Reviews

Austen’s Women (tour-Norwich)

There’s a sketch of Jane Austen’ favourite niece Fanny which shows her at a writing table engrossed in her work. It is probably a letter, but it could be her accounts. When we arrive in the auditorium for Austen’s Women, the stage is occupied by a young woman in a peignoir busy at a similar desk.

Behind her is a screen over which hang various items of clothing and the floor is carpeted. There is nothing else. The introductory music is modern and popular. This is going to be a show about a writer whose characters resonate across 200 years and contain truths for the 21st century just as much as for readers in the early 19th century.

Rebecca Vaughan uses only Austen’s own words to provide a linking narration for the gallery of young, middle-aged and older women she illustrates. There’s Lizzy Bennet with her equivocal reactions to Darcy and Emma Woodhouse, secure in her social pre-eminence. There’s Marianne Dashwood and naïve little Harriet Smith, both having to accept that they have loved men who wanted someone altogether better endowed with worldly goods. Sad Miss Bates pours out her torrents of inconsequential chatter.

We meet also the ever-complaining Mary Musgrove and valetudinarian Diana Parker, who seeks relief at the new coastal resort of Sanditon, and that status- and pocket-conscious trio Mesdames Norris, Dashwood and Elton. Elizabeth Watson has settled into middle life accepting that she has lost the only man she could have married through her sister’s meddling. Mary Stanhope from the early epistolary novel The Three Sisters, written when Austen was still a teenager, wants a wealthy marriage but not the older man who has a made the offer. Catherine Morland just wants to be a heroine.

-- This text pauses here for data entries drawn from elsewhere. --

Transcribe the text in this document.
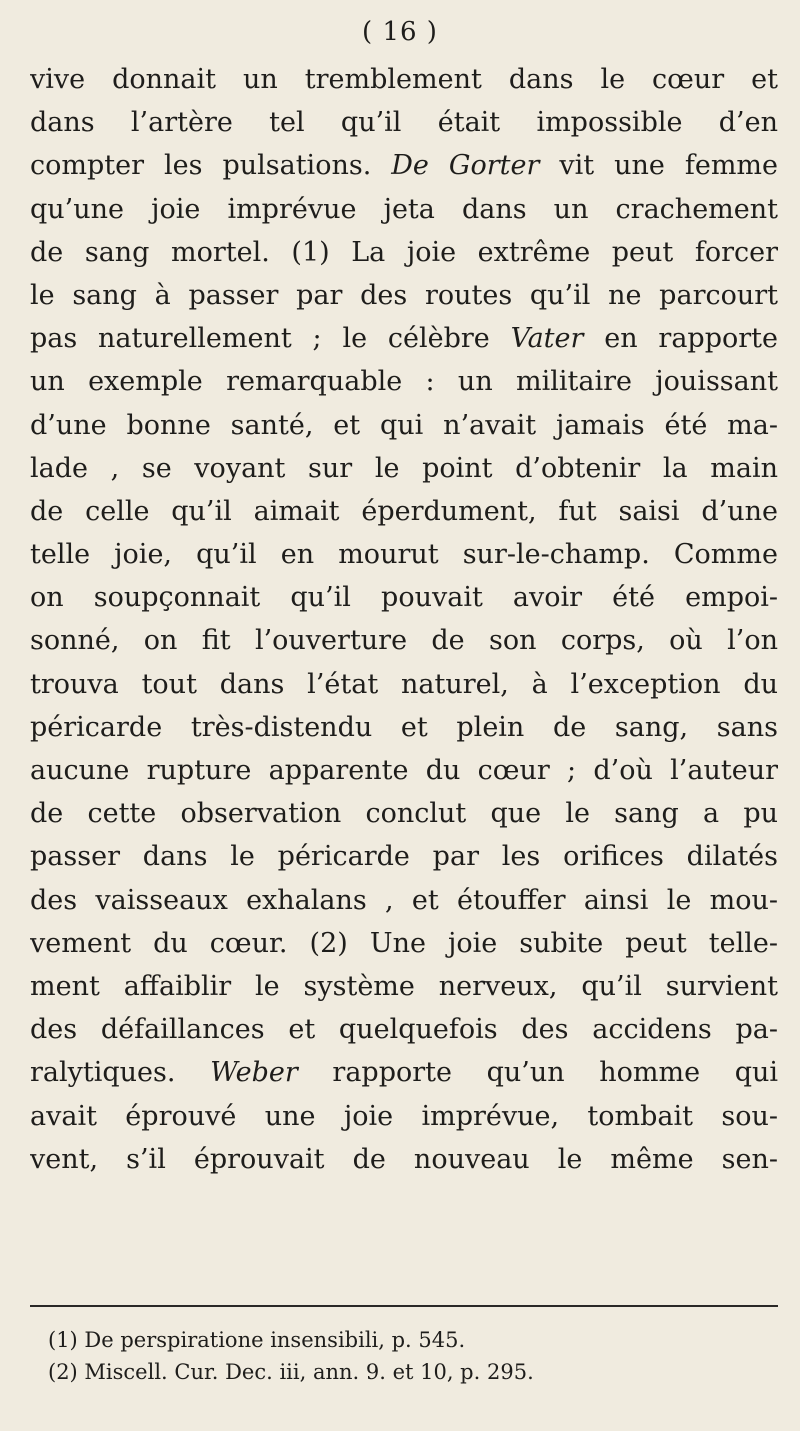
( 16 )
vive donnait un tremblement dans le cœur et
dans l’artère tel qu’il était impossible d’en
compter les pulsations. De Gorter vit une femme
qu’une joie imprévue jeta dans un crachement
de sang mortel. (1) La joie extrême peut forcer
le sang à passer par des routes qu’il ne parcourt
pas naturellement ; le célèbre Vater en rapporte
un exemple remarquable : un militaire jouissant
d’une bonne santé, et qui n’avait jamais été ma-
lade , se voyant sur le point d’obtenir la main
de celle qu’il aimait éperdument, fut saisi d’une
telle joie, qu’il en mourut sur-le-champ. Comme
on soupçonnait qu’il pouvait avoir été empoi-
sonné, on fit l’ouverture de son corps, où l’on
trouva tout dans l’état naturel, à l’exception du
péricarde très-distendu et plein de sang, sans
aucune rupture apparente du cœur ; d’où l’auteur
de cette observation conclut que le sang a pu
passer dans le péricarde par les orifices dilatés
des vaisseaux exhalans , et étouffer ainsi le mou-
vement du cœur. (2) Une joie subite peut telle-
ment affaiblir le système nerveux, qu’il survient
des défaillances et quelquefois des accidens pa-
ralytiques. Weber rapporte qu’un homme qui
avait éprouvé une joie imprévue, tombait sou-
vent, s’il éprouvait de nouveau le même sen-
(1) De perspiratione insensibili, p. 545.
(2) Miscell. Cur. Dec. iii, ann. 9. et 10, p. 295.
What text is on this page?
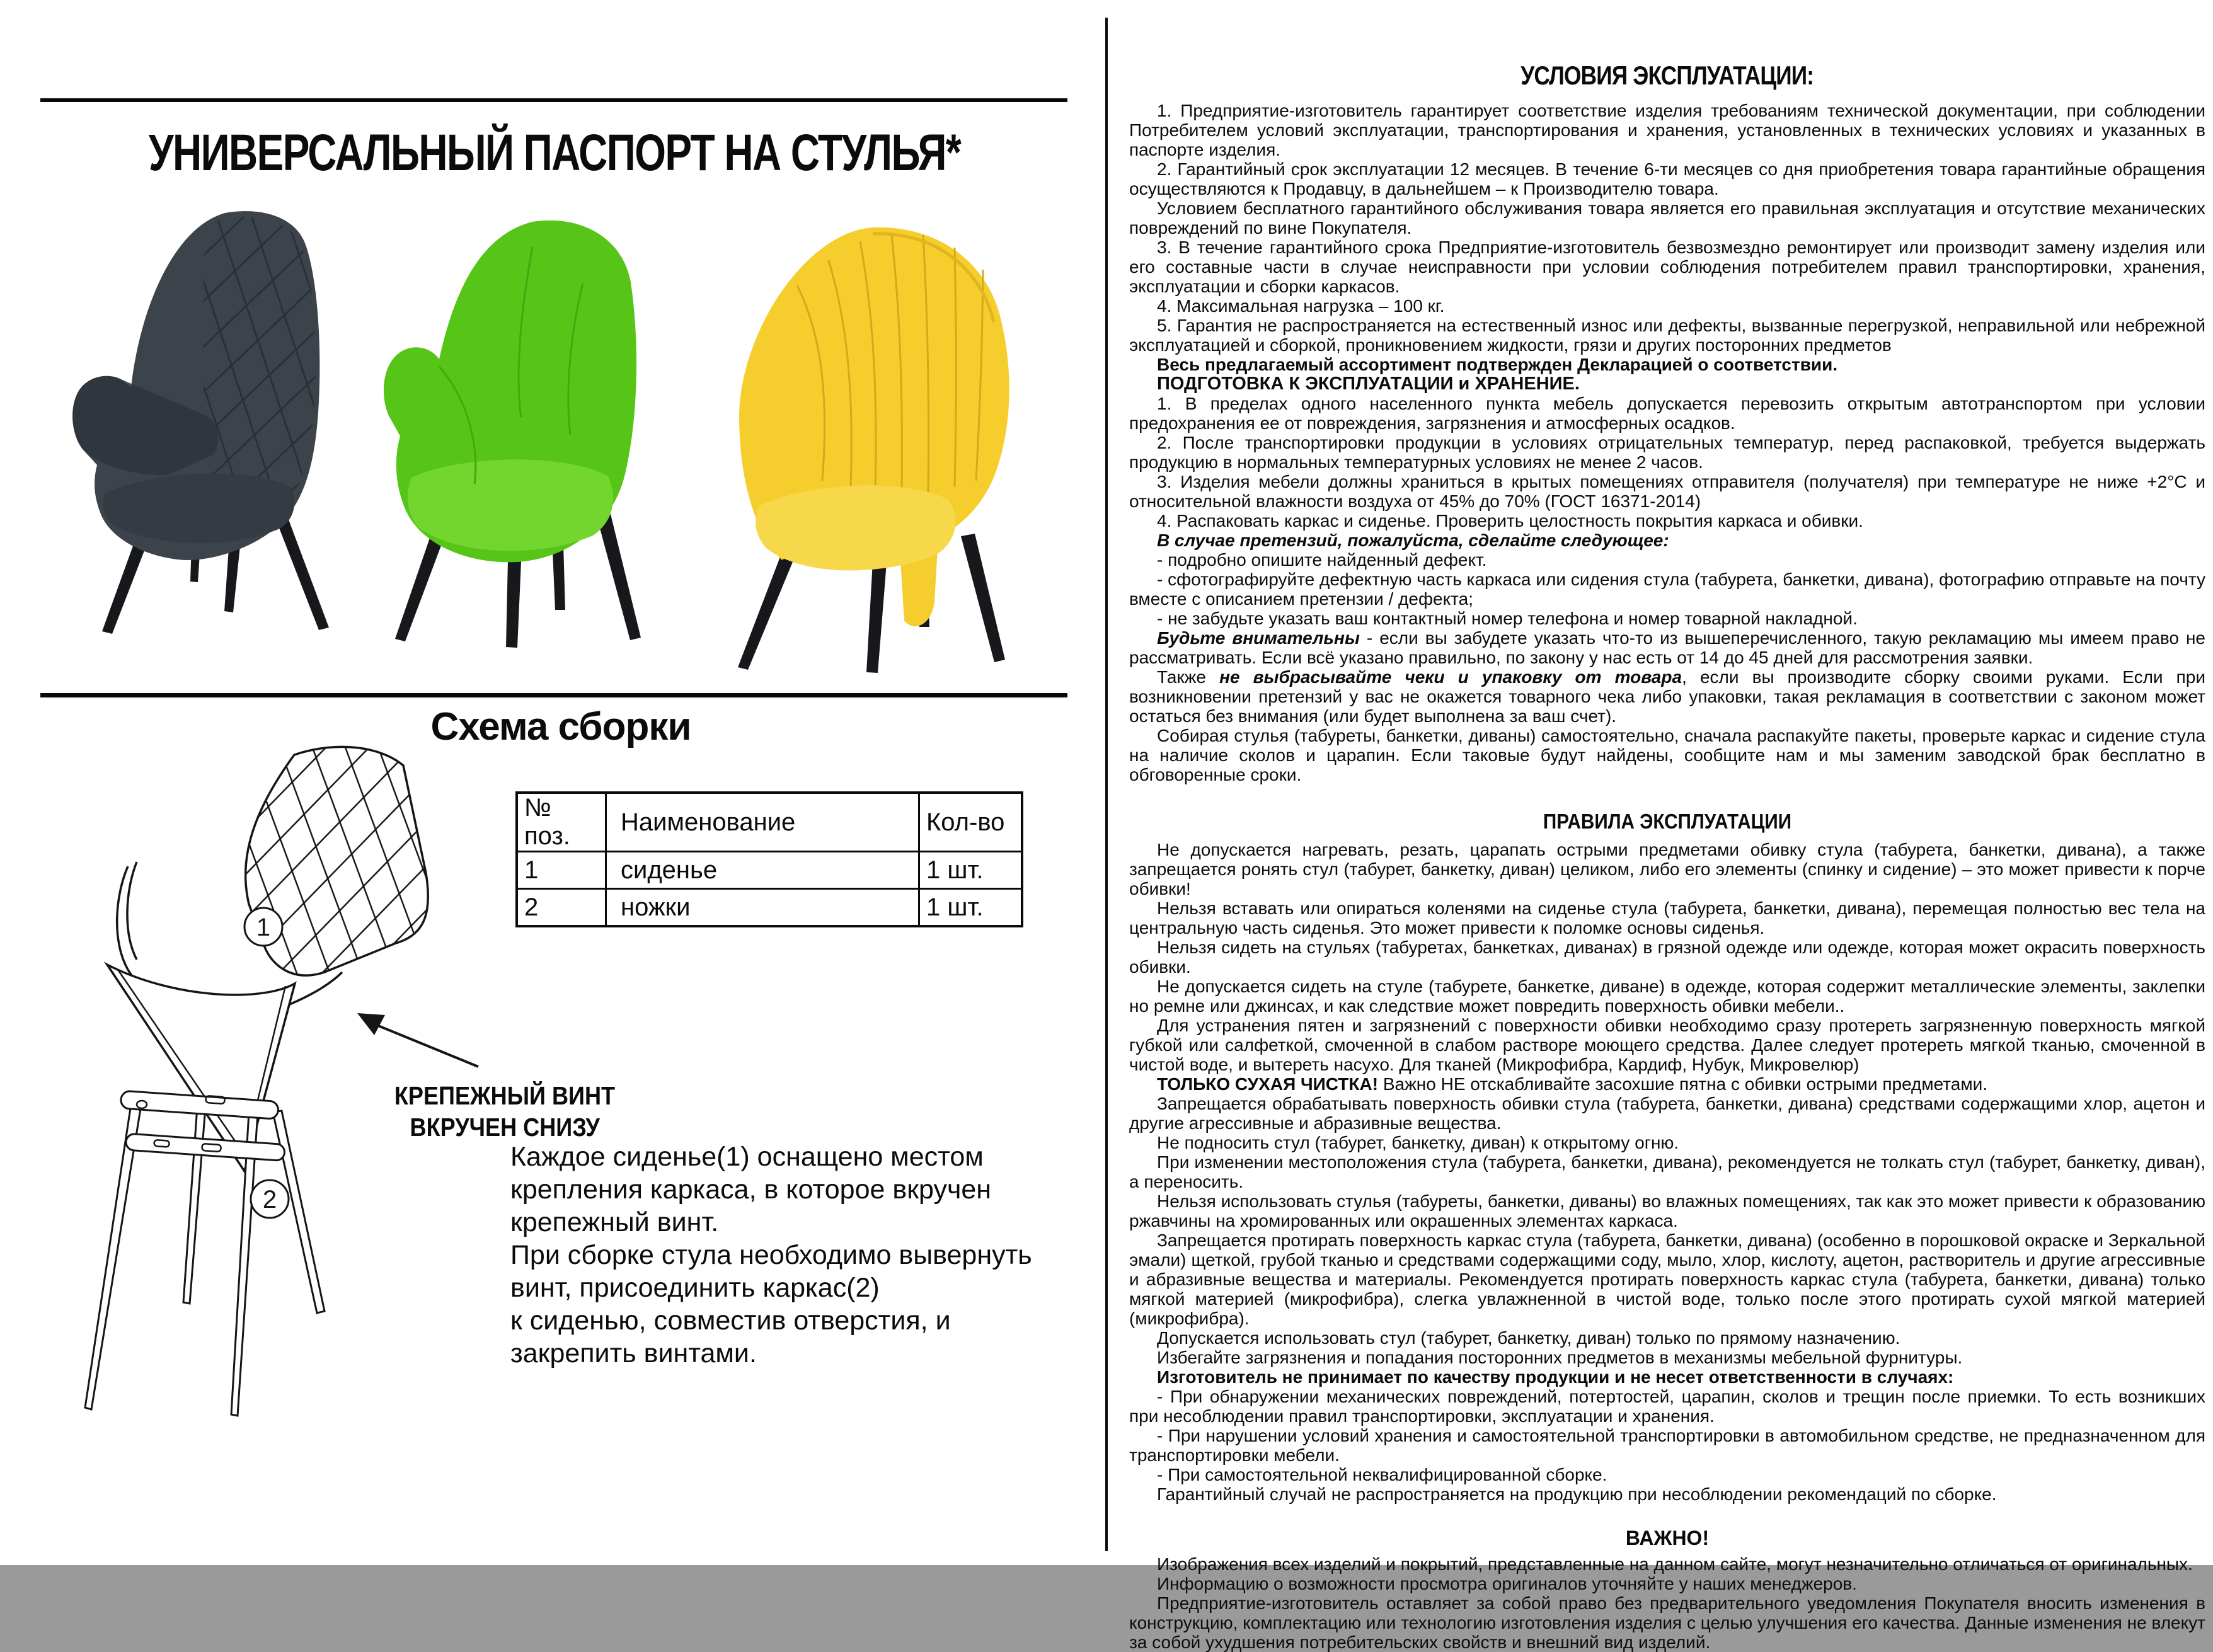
УНИВЕРСАЛЬНЫЙ ПАСПОРТ НА СТУЛЬЯ*
Схема сборки
1
2
№ поз.	Наименование	Кол-во
1	сиденье	1 шт.
2	ножки	1 шт.
КРЕПЕЖНЫЙ ВИНТ
ВКРУЧЕН СНИЗУ
Каждое сиденье(1) оснащено местом
крепления каркаса, в которое вкручен
крепежный винт.
При сборке стула необходимо вывернуть
винт, присоединить каркас(2)
к сиденью, совместив отверстия, и
закрепить винтами.
УСЛОВИЯ ЭКСПЛУАТАЦИИ:

1. Предприятие-изготовитель гарантирует соответствие изделия требованиям технической документации, при соблюдении Потребителем условий эксплуатации, транспортирования и хранения, установленных в технических условиях и указанных в паспорте изделия.

2. Гарантийный срок эксплуатации 12 месяцев. В течение 6-ти месяцев со дня приобретения товара гарантийные обращения осуществляются к Продавцу, в дальнейшем – к Производителю товара.

Условием бесплатного гарантийного обслуживания товара является его правильная эксплуатация и отсутствие механических повреждений по вине Покупателя.

3. В течение гарантийного срока Предприятие-изготовитель безвозмездно ремонтирует или производит замену изделия или его составные части в случае неисправности при условии соблюдения потребителем правил транспортировки, хранения, эксплуатации и сборки каркасов.

4. Максимальная нагрузка – 100 кг.

5. Гарантия не распространяется на естественный износ или дефекты, вызванные перегрузкой, неправильной или небрежной эксплуатацией и сборкой, проникновением жидкости, грязи и других посторонних предметов

Весь предлагаемый ассортимент подтвержден Декларацией о соответствии.

ПОДГОТОВКА К ЭКСПЛУАТАЦИИ и ХРАНЕНИЕ.

1. В пределах одного населенного пункта мебель допускается перевозить открытым автотранспортом при условии предохранения ее от повреждения, загрязнения и атмосферных осадков.

2. После транспортировки продукции в условиях отрицательных температур, перед распаковкой, требуется выдержать продукцию в нормальных температурных условиях не менее 2 часов.

3. Изделия мебели должны храниться в крытых помещениях отправителя (получателя) при температуре не ниже +2°С и относительной влажности воздуха от 45% до 70% (ГОСТ 16371-2014)

4. Распаковать каркас и сиденье. Проверить целостность покрытия каркаса и обивки.

В случае претензий, пожалуйста, сделайте следующее:

- подробно опишите найденный дефект.

- сфотографируйте дефектную часть каркаса или сидения стула (табурета, банкетки, дивана), фотографию отправьте на почту вместе с описанием претензии / дефекта;

- не забудьте указать ваш контактный номер телефона и номер товарной накладной.

Будьте внимательны - если вы забудете указать что-то из вышеперечисленного, такую рекламацию мы имеем право не рассматривать. Если всё указано правильно, по закону у нас есть от 14 до 45 дней для рассмотрения заявки.

Также не выбрасывайте чеки и упаковку от товара, если вы производите сборку своими руками. Если при возникновении претензий у вас не окажется товарного чека либо упаковки, такая рекламация в соответствии с законом может остаться без внимания (или будет выполнена за ваш счет).

Собирая стулья (табуреты, банкетки, диваны) самостоятельно, сначала распакуйте пакеты, проверьте каркас и сидение стула на наличие сколов и царапин. Если таковые будут найдены, сообщите нам и мы заменим заводской брак бесплатно в обговоренные сроки.

ПРАВИЛА ЭКСПЛУАТАЦИИ

Не допускается нагревать, резать, царапать острыми предметами обивку стула (табурета, банкетки, дивана), а также запрещается ронять стул (табурет, банкетку, диван) целиком, либо его элементы (спинку и сидение) – это может привести к порче обивки!

Нельзя вставать или опираться коленями на сиденье стула (табурета, банкетки, дивана), перемещая полностью вес тела на центральную часть сиденья. Это может привести к поломке основы сиденья.

Нельзя сидеть на стульях (табуретах, банкетках, диванах) в грязной одежде или одежде, которая может окрасить поверхность обивки.

Не допускается сидеть на стуле (табурете, банкетке, диване) в одежде, которая содержит металлические элементы, заклепки но ремне или джинсах, и как следствие может повредить поверхность обивки мебели..

Для устранения пятен и загрязнений с поверхности обивки необходимо сразу протереть загрязненную поверхность мягкой губкой или салфеткой, смоченной в слабом растворе моющего средства. Далее следует протереть мягкой тканью, смоченной в чистой воде, и вытереть насухо. Для тканей (Микрофибра, Кардиф, Нубук, Микровелюр)

ТОЛЬКО СУХАЯ ЧИСТКА! Важно НЕ отскабливайте засохшие пятна с обивки острыми предметами.

Запрещается обрабатывать поверхность обивки стула (табурета, банкетки, дивана) средствами содержащими хлор, ацетон и другие агрессивные и абразивные вещества.

Не подносить стул (табурет, банкетку, диван) к открытому огню.

При изменении местоположения стула (табурета, банкетки, дивана), рекомендуется не толкать стул (табурет, банкетку, диван), а переносить.

Нельзя использовать стулья (табуреты, банкетки, диваны) во влажных помещениях, так как это может привести к образованию ржавчины на хромированных или окрашенных элементах каркаса.

Запрещается протирать поверхность каркас стула (табурета, банкетки, дивана) (особенно в порошковой окраске и Зеркальной эмали) щеткой, грубой тканью и средствами содержащими соду, мыло, хлор, кислоту, ацетон, растворитель и другие агрессивные и абразивные вещества и материалы. Рекомендуется протирать поверхность каркас стула (табурета, банкетки, дивана) только мягкой материей (микрофибра), слегка увлажненной в чистой воде, только после этого протирать сухой мягкой материей (микрофибра).

Допускается использовать стул (табурет, банкетку, диван) только по прямому назначению.

Избегайте загрязнения и попадания посторонних предметов в механизмы мебельной фурнитуры.

Изготовитель не принимает по качеству продукции и не несет ответственности в случаях:

- При обнаружении механических повреждений, потертостей, царапин, сколов и трещин после приемки. То есть возникших при несоблюдении правил транспортировки, эксплуатации и хранения.

- При нарушении условий хранения и самостоятельной транспортировки в автомобильном средстве, не предназначенном для транспортировки мебели.

- При самостоятельной неквалифицированной сборке.

Гарантийный случай не распространяется на продукцию при несоблюдении рекомендаций по сборке.

ВАЖНО!

Изображения всех изделий и покрытий, представленные на данном сайте, могут незначительно отличаться от оригинальных.

Информацию о возможности просмотра оригиналов уточняйте у наших менеджеров.

Предприятие-изготовитель оставляет за собой право без предварительного уведомления Покупателя вносить изменения в конструкцию, комплектацию или технологию изготовления изделия с целью улучшения его качества. Данные изменения не влекут за собой ухудшения потребительских свойств и внешний вид изделий.
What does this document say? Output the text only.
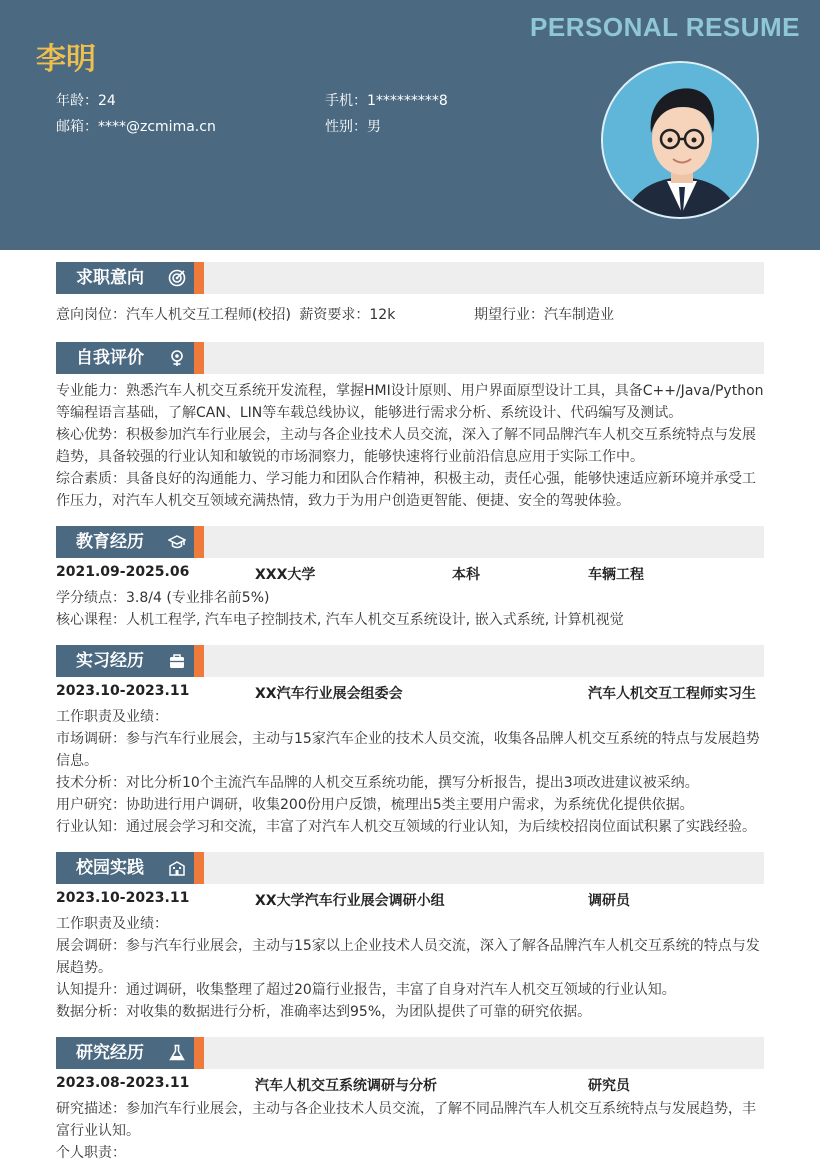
PERSONAL RESUME
李明
年龄：24	手机：1*********8
邮箱：****@zcmima.cn	性别：男
求职意向
意向岗位：汽车人机交互工程师(校招) 薪资要求：12k	期望行业：汽车制造业
自我评价
专业能力：熟悉汽车人机交互系统开发流程，掌握HMI设计原则、用户界面原型设计工具，具备C++/Java/Python等编程语言基础，了解CAN、LIN等车载总线协议，能够进行需求分析、系统设计、代码编写及测试。
核心优势：积极参加汽车行业展会，主动与各企业技术人员交流，深入了解不同品牌汽车人机交互系统特点与发展趋势，具备较强的行业认知和敏锐的市场洞察力，能够快速将行业前沿信息应用于实际工作中。
综合素质：具备良好的沟通能力、学习能力和团队合作精神，积极主动，责任心强，能够快速适应新环境并承受工作压力，对汽车人机交互领域充满热情，致力于为用户创造更智能、便捷、安全的驾驶体验。
教育经历
2021.09-2025.06	XXX大学	本科	车辆工程
学分绩点：3.8/4 (专业排名前5%)
核心课程：人机工程学, 汽车电子控制技术, 汽车人机交互系统设计, 嵌入式系统, 计算机视觉
实习经历
2023.10-2023.11	XX汽车行业展会组委会	汽车人机交互工程师实习生
工作职责及业绩：
市场调研：参与汽车行业展会，主动与15家汽车企业的技术人员交流，收集各品牌人机交互系统的特点与发展趋势信息。
技术分析：对比分析10个主流汽车品牌的人机交互系统功能，撰写分析报告，提出3项改进建议被采纳。
用户研究：协助进行用户调研，收集200份用户反馈，梳理出5类主要用户需求，为系统优化提供依据。
行业认知：通过展会学习和交流，丰富了对汽车人机交互领域的行业认知，为后续校招岗位面试积累了实践经验。
校园实践
2023.10-2023.11	XX大学汽车行业展会调研小组	调研员
工作职责及业绩：
展会调研：参与汽车行业展会，主动与15家以上企业技术人员交流，深入了解各品牌汽车人机交互系统的特点与发展趋势。
认知提升：通过调研，收集整理了超过20篇行业报告，丰富了自身对汽车人机交互领域的行业认知。
数据分析：对收集的数据进行分析，准确率达到95%，为团队提供了可靠的研究依据。
研究经历
2023.08-2023.11	汽车人机交互系统调研与分析	研究员
研究描述：参加汽车行业展会，主动与各企业技术人员交流，了解不同品牌汽车人机交互系统特点与发展趋势，丰富行业认知。
个人职责：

It’s a tour-de-force performance, drawing us into a world which is entirely credible. Vaughan uses her props wisely and by the end transforms herself into an elegant young lady ready to face a crowded ballroom and there (perhaps) capture the man of her dreams. The linking narration comes from a whole host of Austen’s writings to tell us as much about the novelist as her creations. You don’t need to know the books to enjoy the performance, but it’s a pity if you haven’t. Guy Masterson directs and the costume designer is Kate Flanaghan.